The federal government makes frequent tax changes that are intended to deliver specific policy outcomes. In some cases, these have been designed to increase the flow of donations to registered charities across the country. In 2006, for example, Ottawa eliminated the capital gains tax on publicly traded securities donated to a charity, while providing a donation tax credit for the value of those securities.
But as tax and personal finance columnist Tim Cestnick noted in a recent Globe and Mail column , Ottawa is again changing donation-related tax rules—with the potential for a significant negative impact on charitable funding in Canada. As Cestnick explains:
“ … for donors earning more than about $173,000 starting Jan. 1, 2024 … the 2023 federal budget introduced rules that will increase the tax cost of donating qualifying securities to charity. Specifically, any capital gain on these donated securities will no longer be tax-free, but rather 30 per cent of the capital gain will now be taxable. But there’s more. The donation tax credit, which would normally be available for this generosity, will be cut in half.”
The changes are part of the government’s plan to tighten existing alternative minimum tax (AMT) rules to ensure that every Canadian pays their fair share—limiting tax credits, deductions and exemptions, to name only a few intended goals. Unfortunately, and unfairly, charitable donations have long been perceived as a tax shelter used by the wealthy to mitigate tax obligations.
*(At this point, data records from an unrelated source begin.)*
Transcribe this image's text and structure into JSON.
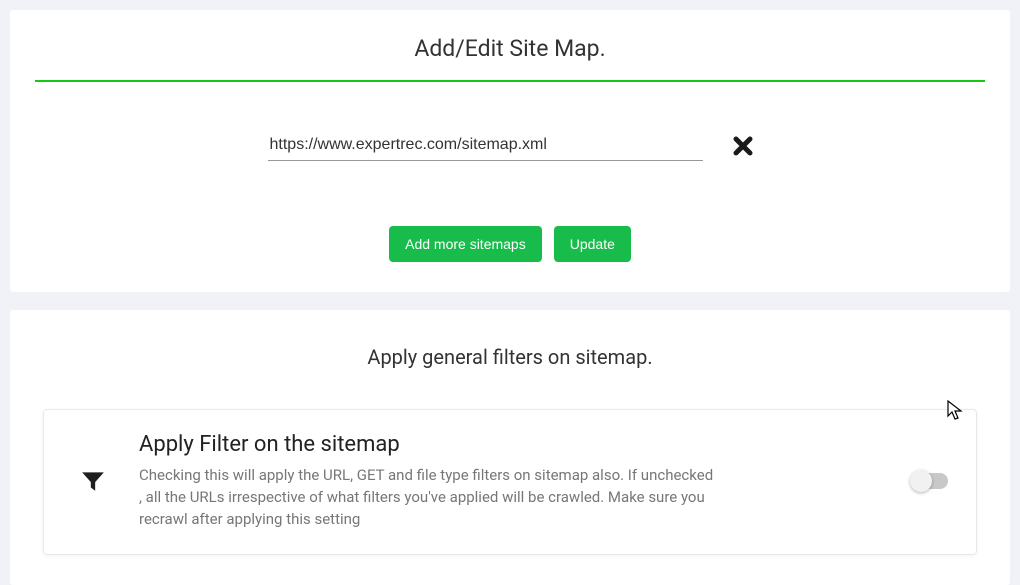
{
  "sitemap_card": {
    "title": "Add/Edit Site Map.",
    "input_value": "https://www.expertrec.com/sitemap.xml",
    "add_more_label": "Add more sitemaps",
    "update_label": "Update"
  },
  "filter_card": {
    "section_title": "Apply general filters on sitemap.",
    "heading": "Apply Filter on the sitemap",
    "description": "Checking this will apply the URL, GET and file type filters on sitemap also. If unchecked , all the URLs irrespective of what filters you've applied will be crawled. Make sure you recrawl after applying this setting",
    "toggle_on": false
  }
}
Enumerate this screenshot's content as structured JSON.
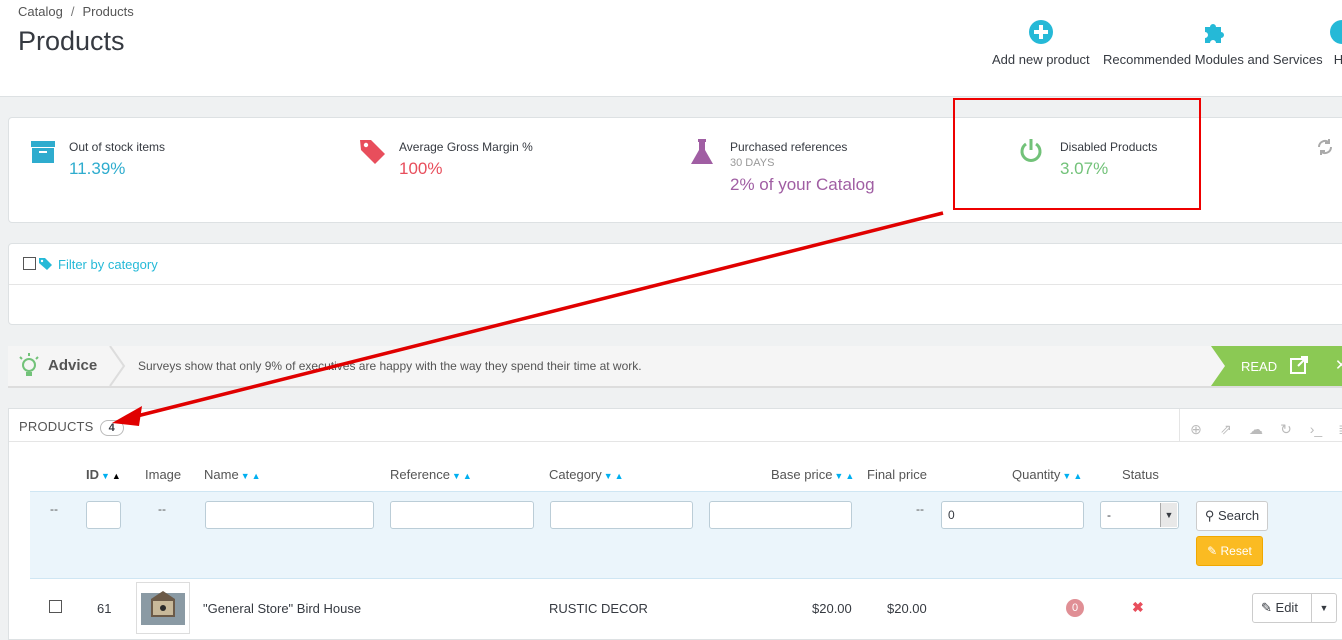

But as we’ve noted in previous blogs, nothing could be further from the truth. Donations are the product of transformative individual generosity and they cost donors money—yes, even the wealthy.
Cestnick uses the following example to illustrate how the tax changes could impact major donors:
“Henry has an annual income of $1.33-million [Cestnick assumes that his fictional philanthropist is based in Ontario, wants to donate $1 million in stocks in the following year to several charities and is in the top income tax bracket]. Under the current rules, Henry’s total tax bill (federal and Ontario) on his income next year would be $672,050 less a donation tax credit of $495,200, for net taxes of $176,850. Under the proposed rules, his tax bill for next year would be $261,350, or $84,500 more because of the changes.
If you do the math under the new rules, the extra tax can be as high as 10 per cent of the donated amount. In Henry’s example, the extra tax was 8.45 per cent ($84,500 on $1 million) of his donation.”
The AMT-focused changes are problematic, but the pressures on charities are being exacerbated by another piece of legislation. Bill C-32, which recently became law, introduced significant changes and an expansion to trust reporting rules. As many of our philanthropists understand, most trusts in Canada are required to file an annual income tax and information return (called a T3). Now, those same reporting rules will apply to express trusts, such as those used by charities to hold donor funds for distribution at set times for specific purposes. Failure to comply with the new reporting rules could result in fines of $2,500 per return, or 5 per cent of the value of the trust.
For a donor advised fund—or as they’re known at Canada Gives, ‘Foundation accounts’—the implications are significant. In many cases, our donor clients request that grants be made from their Foundation accounts at set intervals to support the causes that matter most to them and their family (these are typically classified as internal express trusts). This sort of strategic, long-term giving delivers immense value to the sector, providing the kind of consistent, stable funding that allows charities and non-profit organizations to engage in long-term planning to meet their operational mandates. Under the new rules, a T3 and Schedule 15 information form may need to be filed for each express trust.
Determining whether that T3 treatment applies to individual express trusts will likely require the services of a qualified charity lawyer and accounting firm, not to mention hundreds of hours in extra administrative work—a costly prospect for any foundation that intends to channel as much funding to the charitable sector as possible. To be clear, these legal, accounting and administrative costs will funnel money away from cash-starved Canadian charities and qualified donees.
As Cestnick points out, the new reporting requirement makes Canada a global outlier.
“In the United States, there’s no separate reporting requirement for such trusts, and Britain has specifically excluded internal express trusts from filing requirements. There is absolutely no tax policy being achieved by requiring charities to file returns this way. Charities are already required to file a Registered Charity Information Return (Form T3010) annually, which has all the information CRA needs to properly oversee the charitable sector.”
We’ve been fielding calls and emails from Canada Gives Foundation families in recent months, listening as they express serious discontent with these rule changes. While our organization has the administrative infrastructure to comply with the new reporting requirements, other charities may not. Some may be forced to shutter operations as a result. On the tax front, we could see a significant decline in charitable donations stemming from these changes.
The question is: why? Why haven’t charities and non-profits been exempted from the new rules? If these policies will hurt charities—and, in turn, Canadian communities—surely there must be a more effective way to achieve Ottawa’s tax and reporting goals without placing an unmanageable burden on organizations across our sector. It’s a question we’ve been encouraging our Foundation families to post to their members of parliament and Finance Minister Chrystia Freeland.